Mr Zuma said those issues, or bottlenecks, were being addressed.
"How we open up borders for the free flow of people, or workers, as
well as goods - that is being discussed as well as infrastructure," he
said.
'New Africa'
Speaking at his first visit to the World Economic Forum, Guinea's Mr
Conde, who described himself as the country's first democratic
president after ten years of dictatorship, said: "If we want to move
ahead we have to help ourselves. If we do that we can agree on
producing our own energy, breaking down barriers to trade.
"The African leaders have to change our attitudes... not have money in
banks abroad... to develop our own resources for our own people."

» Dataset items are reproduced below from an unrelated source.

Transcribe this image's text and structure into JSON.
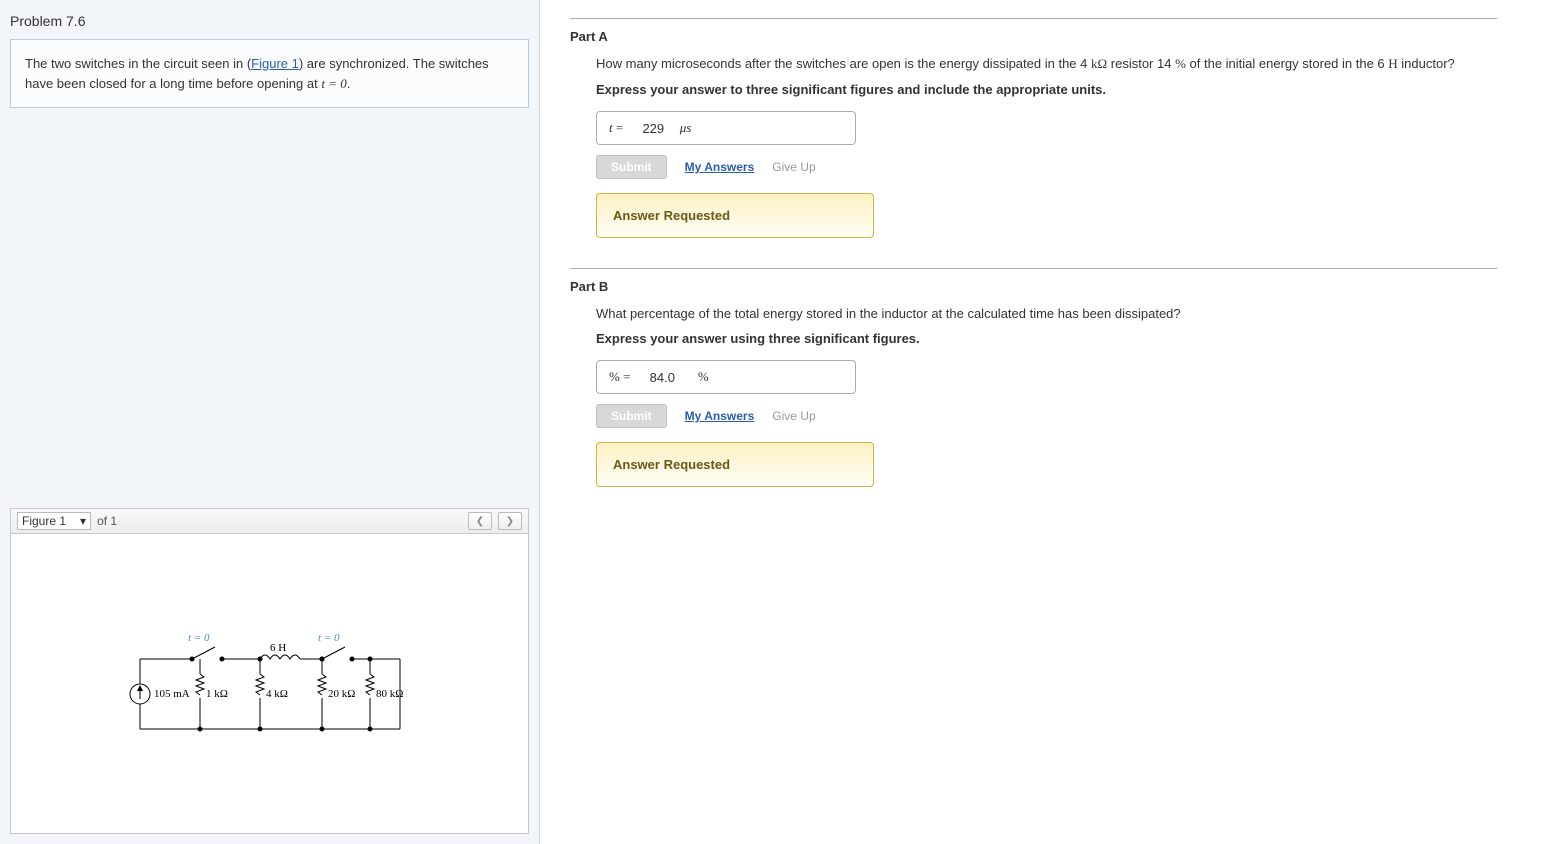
{
  "problem": {
    "title": "Problem 7.6",
    "desc_pre": "The two switches in the circuit seen in (",
    "figure_link": "Figure 1",
    "desc_post": ") are synchronized. The switches have been closed for a long time before opening at ",
    "desc_math": "t = 0",
    "desc_end": "."
  },
  "figure": {
    "selector_label": "Figure 1",
    "of_text": "of 1",
    "circuit": {
      "t_label": "t = 0",
      "inductor": "6 H",
      "source": "105 mA",
      "r1": "1 kΩ",
      "r2": "4 kΩ",
      "r3": "20 kΩ",
      "r4": "80 kΩ"
    }
  },
  "parts": [
    {
      "title": "Part A",
      "question_pre": "How many microseconds after the switches are open is the energy dissipated in the 4 ",
      "q_unit1": "kΩ",
      "question_mid": " resistor 14 ",
      "q_unit2": "%",
      "question_mid2": " of the initial energy stored in the 6 ",
      "q_unit3": "H",
      "question_end": " inductor?",
      "instruction": "Express your answer to three significant figures and include the appropriate units.",
      "answer_var": "t",
      "answer_eq": "=",
      "answer_val": "229",
      "answer_unit": "μs",
      "submit": "Submit",
      "my_answers": "My Answers",
      "give_up": "Give Up",
      "status": "Answer Requested"
    },
    {
      "title": "Part B",
      "question": "What percentage of the total energy stored in the inductor at the calculated time has been dissipated?",
      "instruction": "Express your answer using three significant figures.",
      "answer_var": "%",
      "answer_eq": "=",
      "answer_val": "84.0",
      "answer_unit": "%",
      "submit": "Submit",
      "my_answers": "My Answers",
      "give_up": "Give Up",
      "status": "Answer Requested"
    }
  ]
}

"We have alot of faults, we are a bit selfish, fight for power rather
than our people.
"I am here to show there is a new Africa... that we can be the
continent of the 21st century."
For some of the leaders, the Indian economy, which developed rapidly
thanks to developing its manufacturing sector, was a model African
countries could follow.
"We are where India was in the early Nineties, we have the same size
of population," said Ethiopia's Mr Zenawi. "That is our ambition,
based on the growth of the past few years. It is not an idle ambition."

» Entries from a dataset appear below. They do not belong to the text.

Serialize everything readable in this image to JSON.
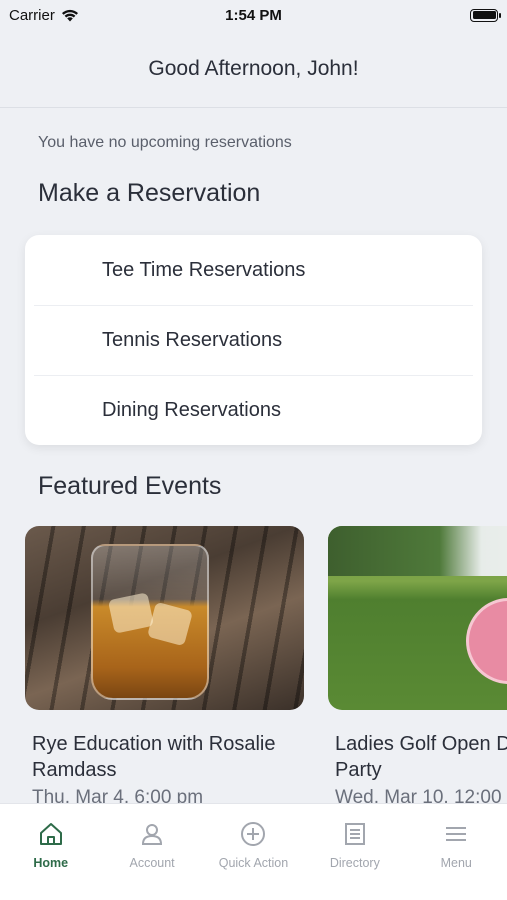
{
  "status": {
    "carrier": "Carrier",
    "time": "1:54 PM"
  },
  "header": {
    "greeting": "Good Afternoon, John!"
  },
  "reservations": {
    "empty_message": "You have no upcoming reservations",
    "section_title": "Make a Reservation",
    "items": [
      {
        "label": "Tee Time Reservations"
      },
      {
        "label": "Tennis Reservations"
      },
      {
        "label": "Dining Reservations"
      }
    ]
  },
  "events": {
    "section_title": "Featured Events",
    "items": [
      {
        "title": "Rye Education with Rosalie Ramdass",
        "date": "Thu, Mar 4, 6:00 pm",
        "image_icon": "whiskey-glass"
      },
      {
        "title": "Ladies Golf Open Dinner Party",
        "date": "Wed, Mar 10, 12:00",
        "image_icon": "golf-course-seal"
      }
    ]
  },
  "tabbar": {
    "items": [
      {
        "label": "Home",
        "icon": "home-icon",
        "active": true
      },
      {
        "label": "Account",
        "icon": "account-icon",
        "active": false
      },
      {
        "label": "Quick Action",
        "icon": "plus-circle-icon",
        "active": false
      },
      {
        "label": "Directory",
        "icon": "directory-icon",
        "active": false
      },
      {
        "label": "Menu",
        "icon": "menu-icon",
        "active": false
      }
    ],
    "active_color": "#2e6b49",
    "inactive_color": "#a2a6ae"
  }
}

He said although the Millennium Development Goals - on relieving
poverty and disease in the world's poorest nations - concentrated on
advances in primary education, that would not be enough to create the
skills necessary to transform economies.
"Africa is a natural destination for manufacturing," he said, adding
that he hoped companies who relocated to Asia for cheap, efficient
labour, would relocate to Africa, given the necessary investment in
education and infrastructure.
However tackling the problem of corruption was still a "major issue",
said Tanzanian President Jakaya Kikwete.
"The first thing to fight against corruption is transparency," he
said, adding that his country was now publishing all mining contracts
as part of a new mining code.
"The best guarantee for an investor is transparency."